Countries not taking all necessary measures to prevent smoking deaths – UN

7 February 2008

No country has carried out all of the anti-smoking measures necessary to forestall illness, the UN World Health Organization (WHO) said in a new report released today, suggesting a half dozen plans of attack to avert tens of millions of premature deaths in the coming decades.

No country has carried out all of the anti-smoking measures necessary to forestall illness, the UN World Health Organization (WHO) said in a new report released today, suggesting a half dozen plans of attack to avert tens of millions of premature deaths in the coming decades.

“While efforts to combat tobacco are gaining momentum, virtually every country needs to do more,” said Margaret Chan, WHO Director-General.

The agency found that only 5 per cent of the world’s population reside in countries fully protecting residents with any one of the crucial measures to reduce smoking rates.

The report noted that governments collect 500 times more money in tobacco taxes annually than they spend on anti-tobacco initiatives.

In nearly all countries, WHO said that tobacco taxes could be raised, the most effective strategy in combating tobacco, and the additional funds can be used to kick-start new strategies called MPOWER.

“These strategies are within the reach of every country, rich or poor and, when combined as a package, they offer us the best chance of reversing this growing epidemic,” Dr.
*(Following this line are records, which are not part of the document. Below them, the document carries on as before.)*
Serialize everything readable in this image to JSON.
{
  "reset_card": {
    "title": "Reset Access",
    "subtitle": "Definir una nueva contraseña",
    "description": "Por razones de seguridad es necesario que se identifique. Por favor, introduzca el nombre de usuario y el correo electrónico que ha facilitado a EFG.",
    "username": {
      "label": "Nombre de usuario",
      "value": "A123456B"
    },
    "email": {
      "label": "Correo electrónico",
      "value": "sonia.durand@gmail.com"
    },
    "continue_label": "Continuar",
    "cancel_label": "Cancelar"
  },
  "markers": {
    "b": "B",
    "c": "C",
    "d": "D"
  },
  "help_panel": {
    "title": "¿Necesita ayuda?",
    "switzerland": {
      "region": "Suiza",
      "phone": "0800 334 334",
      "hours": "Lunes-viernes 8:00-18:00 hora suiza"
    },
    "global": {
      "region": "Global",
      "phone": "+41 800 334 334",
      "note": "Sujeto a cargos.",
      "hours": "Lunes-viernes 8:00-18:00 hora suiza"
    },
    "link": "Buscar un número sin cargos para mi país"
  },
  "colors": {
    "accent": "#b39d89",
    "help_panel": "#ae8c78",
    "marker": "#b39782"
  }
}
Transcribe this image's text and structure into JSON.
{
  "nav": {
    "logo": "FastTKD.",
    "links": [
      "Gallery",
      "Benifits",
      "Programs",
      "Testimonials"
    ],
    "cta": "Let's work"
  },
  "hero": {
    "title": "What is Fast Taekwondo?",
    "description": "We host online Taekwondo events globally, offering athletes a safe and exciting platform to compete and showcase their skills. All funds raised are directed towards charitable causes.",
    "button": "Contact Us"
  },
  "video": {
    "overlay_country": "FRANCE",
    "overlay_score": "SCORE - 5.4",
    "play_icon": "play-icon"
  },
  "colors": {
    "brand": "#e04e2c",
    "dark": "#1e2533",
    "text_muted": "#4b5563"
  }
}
Chan said.

MPOWER urges nations to: “Monitor” tobacco use and prevention policies; “Protect” people from tobacco smoke; “Offer” help to quite tobacco use; “Warn” about the dangers of tobacco; “Enforce” bans on tobacco advertising, promotion and sponsorship; and “Raise” taxes on tobacco.
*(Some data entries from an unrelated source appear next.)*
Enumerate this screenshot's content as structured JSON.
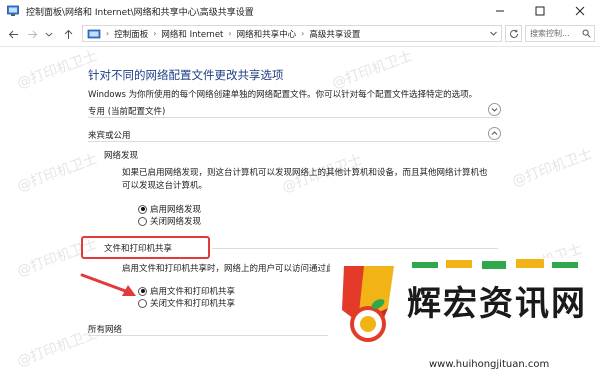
{
  "window": {
    "title": "控制面板\\网络和 Internet\\网络和共享中心\\高级共享设置"
  },
  "addressbar": {
    "breadcrumbs": [
      "控制面板",
      "网络和 Internet",
      "网络和共享中心",
      "高级共享设置"
    ],
    "search_placeholder": "搜索控制..."
  },
  "page": {
    "heading": "针对不同的网络配置文件更改共享选项",
    "description": "Windows 为你所使用的每个网络创建单独的网络配置文件。你可以针对每个配置文件选择特定的选项。"
  },
  "sections": {
    "private": {
      "title": "专用 (当前配置文件)"
    },
    "guest": {
      "title": "来宾或公用"
    },
    "network_discovery": {
      "title": "网络发现",
      "description_line1": "如果已启用网络发现，则这台计算机可以发现网络上的其他计算机和设备，而且其他网络计算机也",
      "description_line2": "可以发现这台计算机。",
      "option_on": "启用网络发现",
      "option_off": "关闭网络发现",
      "selected": "on"
    },
    "file_printer_sharing": {
      "title": "文件和打印机共享",
      "description": "启用文件和打印机共享时，网络上的用户可以访问通过此计算机共享的文件和打印机。",
      "option_on": "启用文件和打印机共享",
      "option_off": "关闭文件和打印机共享",
      "selected": "on"
    },
    "all_networks": {
      "title": "所有网络"
    }
  },
  "watermark": {
    "text": "@打印机卫士"
  },
  "badge": {
    "big_text": "辉宏资讯网",
    "url": "www.huihongjituan.com"
  },
  "colors": {
    "heading": "#1f3f84",
    "highlight_box": "#e23a3a",
    "arrow": "#e23a3a"
  }
}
“This package will create an enabling environment to help current tobacco users quit, protect people from second-hand smoke and prevent young people from taking up the habit,” said Douglas Bettcher, Director of WHO’s Tobacco Free Initiative.

Today’s report also highlighted the epidemic’s impact on the developing world, where, by 2030, 80 per cent of the eight million tobacco-related deaths yearly are expected to occur.
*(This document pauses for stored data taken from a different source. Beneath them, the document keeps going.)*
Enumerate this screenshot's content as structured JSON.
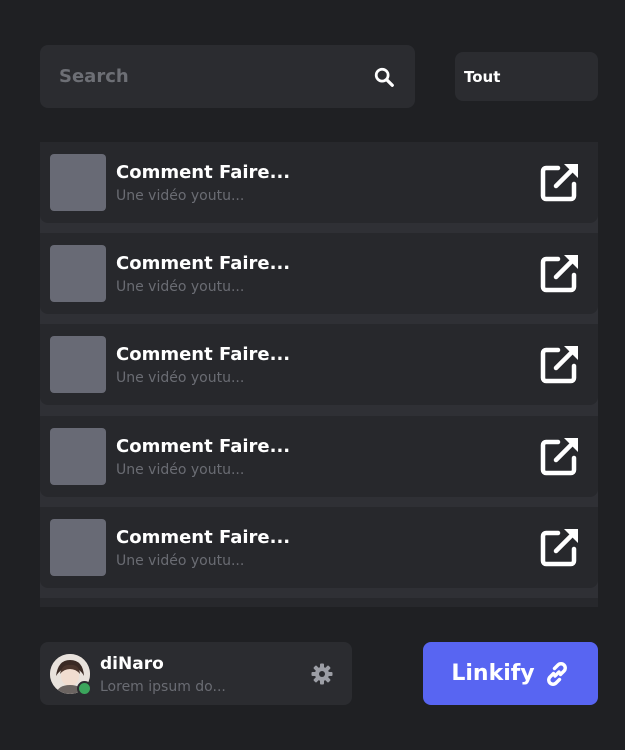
{
  "search": {
    "placeholder": "Search",
    "value": ""
  },
  "filter": {
    "selected": "Tout"
  },
  "items": [
    {
      "title": "Comment Faire...",
      "subtitle": "Une vidéo youtu..."
    },
    {
      "title": "Comment Faire...",
      "subtitle": "Une vidéo youtu..."
    },
    {
      "title": "Comment Faire...",
      "subtitle": "Une vidéo youtu..."
    },
    {
      "title": "Comment Faire...",
      "subtitle": "Une vidéo youtu..."
    },
    {
      "title": "Comment Faire...",
      "subtitle": "Une vidéo youtu..."
    }
  ],
  "user": {
    "name": "diNaro",
    "status_text": "Lorem ipsum do...",
    "online": true
  },
  "linkify": {
    "label": "Linkify"
  },
  "colors": {
    "background": "#1f2023",
    "card": "#2b2c30",
    "accent": "#5865f2",
    "online": "#3ba55c",
    "muted_text": "#6a6c73",
    "thumbnail": "#686a75"
  },
  "icons": {
    "search": "search-icon",
    "open": "external-link-icon",
    "settings": "gear-icon",
    "linkify": "link-icon"
  }
}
Currently, lower-income countries receive 9,000 times the amount of money from tobacco taxes than they spend on tobacco control.

The study, partly funded by Bloomberg Philanthropies, also found that 40 per cent of countries still allow smoking in hospitals and schools, and services to treat dependence on tobacco are only fully available in nine countries, or 5 per cent of the global population.

In August 2006, New York Mayor Michael Bloomberg announced that he was contributing $125 million over two years to a worldwide anti-smoking initiative, a donation which is many times larger than any prior donation for global tobacco control.